I had thought of amending John Stuart Mill’s quote, just a little, to include women in there too but I thought that would be rather sacrilegious to one of our great thinkers! I chose this particular quote, out of the many thousands I could have selected, because it says exactly what I feel about life, thinking and writing. I admit that I love John Stuart Mill’s On Liberty, having read it over and over again during my first year as an undergraduate (many, many moons ago now), and then having to dissect it and pull out the elements of it that I felt were most important to answer the essay question I had been given concerning his political theory. Heavy going? Yes, but also very rewarding as so much of what he opined resonates with me.
For Mill it was important that each individual thought for themselves and came to their own conclusions about how to ensure fulfilment in life (or ‘happiness’ as he termed it), as we are all unique and need to understand both ourselves and the world around us if we are to amount to more than a homogeneous, unthinking mass following orders. Mill uses the term ‘apes’ to get his meaning across to his audience, a term we would no longer use as we know that primates are more than capable of figuring out incredibly complex puzzles and situations. However, it would appear that humans are, all too often, willing to follow the flow, to accept whatever is given to them as their lot in life and not to attempt to change it. We all know someone who has not given themselves the proverbial ‘kick’ and just let life carry him/her along. I think that the very act of writing anything is an attempt to make some sort of change, even if only in oneself.
Characterisation, plot, scene setting – all are elements which require the writer to make giant leaps of imagination, to take risks, to create drama and tension, to have his/her characters do things which s/he would not do in real life, to ask questions of the society s/he lives in and to provide answers which might shock or trouble his/her readers.
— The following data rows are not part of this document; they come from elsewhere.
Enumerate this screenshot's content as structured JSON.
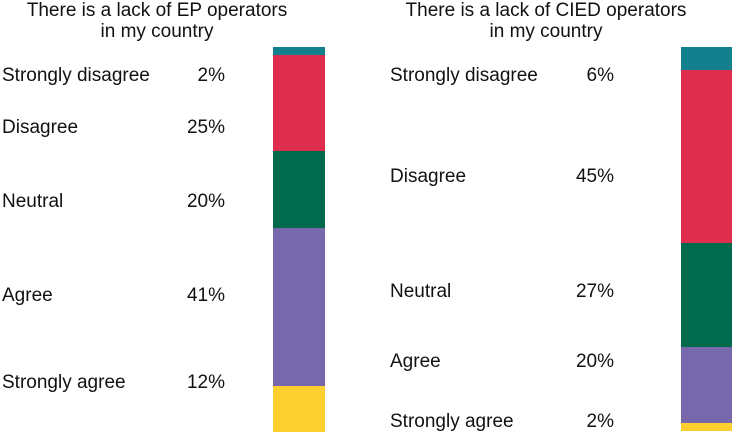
{
  "figure": {
    "background": "#ffffff",
    "text_color": "#111111"
  },
  "palette": {
    "strongly_disagree": "#13808e",
    "disagree": "#df2d4e",
    "neutral": "#006b4c",
    "agree": "#7668ab",
    "strongly_agree": "#fdd030"
  },
  "chart_data": [
    {
      "type": "bar",
      "stacked": true,
      "orientation": "vertical",
      "title": "There is a lack of EP operators in my country",
      "title_lines": [
        "There is a lack of EP operators",
        "in my country"
      ],
      "categories": [
        "Strongly disagree",
        "Disagree",
        "Neutral",
        "Agree",
        "Strongly agree"
      ],
      "values": [
        2,
        25,
        20,
        41,
        12
      ],
      "value_labels": [
        "2%",
        "25%",
        "20%",
        "41%",
        "12%"
      ],
      "colors": [
        "#13808e",
        "#df2d4e",
        "#006b4c",
        "#7668ab",
        "#fdd030"
      ],
      "unit": "%",
      "total": 100,
      "legend": "none",
      "axes": "none",
      "grid": false
    },
    {
      "type": "bar",
      "stacked": true,
      "orientation": "vertical",
      "title": "There is a lack of CIED operators in my country",
      "title_lines": [
        "There is a lack of CIED operators",
        "in my country"
      ],
      "categories": [
        "Strongly disagree",
        "Disagree",
        "Neutral",
        "Agree",
        "Strongly agree"
      ],
      "values": [
        6,
        45,
        27,
        20,
        2
      ],
      "value_labels": [
        "6%",
        "45%",
        "27%",
        "20%",
        "2%"
      ],
      "colors": [
        "#13808e",
        "#df2d4e",
        "#006b4c",
        "#7668ab",
        "#fdd030"
      ],
      "unit": "%",
      "total": 100,
      "legend": "none",
      "axes": "none",
      "grid": false
    }
  ]
}
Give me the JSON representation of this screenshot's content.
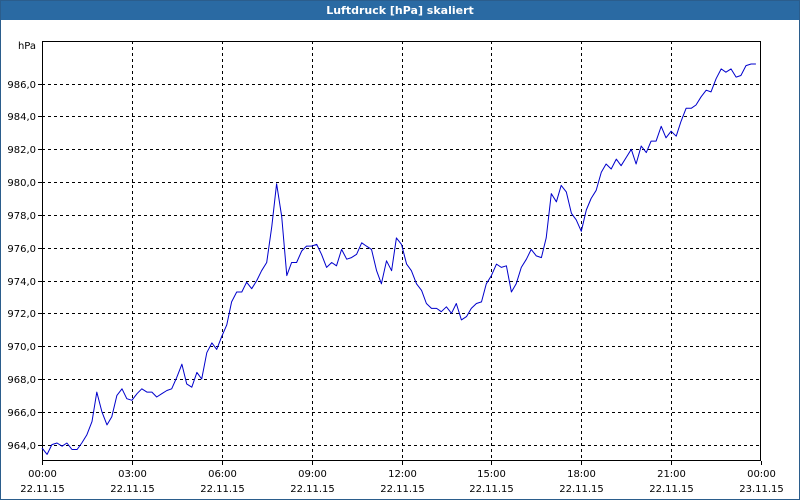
{
  "window": {
    "title": "Luftdruck [hPa] skaliert"
  },
  "chart_data": {
    "type": "line",
    "title": "Luftdruck [hPa] skaliert",
    "ylabel": "hPa",
    "xlabel": "",
    "ylim": [
      963.0,
      988.6
    ],
    "xlim": [
      0,
      24
    ],
    "grid": true,
    "series_color": "#0000cc",
    "y_ticks": [
      {
        "value": 964,
        "label": "964,0"
      },
      {
        "value": 966,
        "label": "966,0"
      },
      {
        "value": 968,
        "label": "968,0"
      },
      {
        "value": 970,
        "label": "970,0"
      },
      {
        "value": 972,
        "label": "972,0"
      },
      {
        "value": 974,
        "label": "974,0"
      },
      {
        "value": 976,
        "label": "976,0"
      },
      {
        "value": 978,
        "label": "978,0"
      },
      {
        "value": 980,
        "label": "980,0"
      },
      {
        "value": 982,
        "label": "982,0"
      },
      {
        "value": 984,
        "label": "984,0"
      },
      {
        "value": 986,
        "label": "986,0"
      }
    ],
    "x_ticks": [
      {
        "value": 0,
        "time": "00:00",
        "date": "22.11.15"
      },
      {
        "value": 3,
        "time": "03:00",
        "date": "22.11.15"
      },
      {
        "value": 6,
        "time": "06:00",
        "date": "22.11.15"
      },
      {
        "value": 9,
        "time": "09:00",
        "date": "22.11.15"
      },
      {
        "value": 12,
        "time": "12:00",
        "date": "22.11.15"
      },
      {
        "value": 15,
        "time": "15:00",
        "date": "22.11.15"
      },
      {
        "value": 18,
        "time": "18:00",
        "date": "22.11.15"
      },
      {
        "value": 21,
        "time": "21:00",
        "date": "22.11.15"
      },
      {
        "value": 24,
        "time": "00:00",
        "date": "23.11.15"
      }
    ],
    "series": [
      {
        "x": [
          0.0,
          0.17,
          0.33,
          0.5,
          0.67,
          0.83,
          1.0,
          1.17,
          1.33,
          1.5,
          1.67,
          1.83,
          2.0,
          2.17,
          2.33,
          2.5,
          2.67,
          2.83,
          3.0,
          3.17,
          3.33,
          3.5,
          3.67,
          3.83,
          4.0,
          4.17,
          4.33,
          4.5,
          4.67,
          4.83,
          5.0,
          5.17,
          5.33,
          5.5,
          5.67,
          5.83,
          6.0,
          6.17,
          6.33,
          6.5,
          6.67,
          6.83,
          7.0,
          7.17,
          7.33,
          7.5,
          7.67,
          7.83,
          8.0,
          8.17,
          8.33,
          8.5,
          8.67,
          8.83,
          9.0,
          9.17,
          9.33,
          9.5,
          9.67,
          9.83,
          10.0,
          10.17,
          10.33,
          10.5,
          10.67,
          10.83,
          11.0,
          11.17,
          11.33,
          11.5,
          11.67,
          11.83,
          12.0,
          12.17,
          12.33,
          12.5,
          12.67,
          12.83,
          13.0,
          13.17,
          13.33,
          13.5,
          13.67,
          13.83,
          14.0,
          14.17,
          14.33,
          14.5,
          14.67,
          14.83,
          15.0,
          15.17,
          15.33,
          15.5,
          15.67,
          15.83,
          16.0,
          16.17,
          16.33,
          16.5,
          16.67,
          16.83,
          17.0,
          17.17,
          17.33,
          17.5,
          17.67,
          17.83,
          18.0,
          18.17,
          18.33,
          18.5,
          18.67,
          18.83,
          19.0,
          19.17,
          19.33,
          19.5,
          19.67,
          19.83,
          20.0,
          20.17,
          20.33,
          20.5,
          20.67,
          20.83,
          21.0,
          21.17,
          21.33,
          21.5,
          21.67,
          21.83,
          22.0,
          22.17,
          22.33,
          22.5,
          22.67,
          22.83,
          23.0,
          23.17,
          23.33,
          23.5,
          23.67,
          23.83
        ],
        "values": [
          963.8,
          963.4,
          964.0,
          964.1,
          963.9,
          964.1,
          963.7,
          963.7,
          964.1,
          964.6,
          965.4,
          967.2,
          966.0,
          965.2,
          965.7,
          967.0,
          967.4,
          966.8,
          966.7,
          967.1,
          967.4,
          967.2,
          967.2,
          966.9,
          967.1,
          967.3,
          967.4,
          968.1,
          968.9,
          967.7,
          967.5,
          968.4,
          968.0,
          969.6,
          970.2,
          969.8,
          970.6,
          971.3,
          972.7,
          973.3,
          973.3,
          973.9,
          973.5,
          974.0,
          974.6,
          975.1,
          977.3,
          979.9,
          977.9,
          974.3,
          975.1,
          975.1,
          975.8,
          976.1,
          976.1,
          976.2,
          975.6,
          974.8,
          975.1,
          974.9,
          975.9,
          975.3,
          975.4,
          975.6,
          976.3,
          976.1,
          975.9,
          974.6,
          973.8,
          975.2,
          974.6,
          976.6,
          976.2,
          975.0,
          974.6,
          973.8,
          973.4,
          972.6,
          972.3,
          972.3,
          972.1,
          972.4,
          972.0,
          972.6,
          971.6,
          971.8,
          972.3,
          972.6,
          972.7,
          973.8,
          974.3,
          975.0,
          974.8,
          974.9,
          973.3,
          973.8,
          974.8,
          975.3,
          975.9,
          975.5,
          975.4,
          976.6,
          979.3,
          978.8,
          979.8,
          979.4,
          978.1,
          977.7,
          977.0,
          978.3,
          979.0,
          979.5,
          980.6,
          981.1,
          980.8,
          981.4,
          981.0,
          981.5,
          982.0,
          981.1,
          982.2,
          981.8,
          982.5,
          982.5,
          983.4,
          982.7,
          983.1,
          982.8,
          983.7,
          984.5,
          984.5,
          984.7,
          985.2,
          985.6,
          985.5,
          986.3,
          986.9,
          986.7,
          986.9,
          986.4,
          986.5,
          987.1,
          987.2,
          987.2
        ]
      }
    ]
  }
}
The act of writing also ensures that we get to know ourselves so much better than we did. We have to make our characters do things that we simply would not or could not do in real life, and that means that we have to learn to think like them, to understand where they are coming from, to follow through the consequences of those actions for our other characters whether we like it or not. It means becoming aware, at a very personal nature, of the way other people think and act, and of why they think and act that way. It means gaining a much better understanding of what it is to be human and what it is to feel fear, anger, oppression, helplessness, love, happiness and thankfulness.
Hopefully the very act of writing will make us more considerate humans.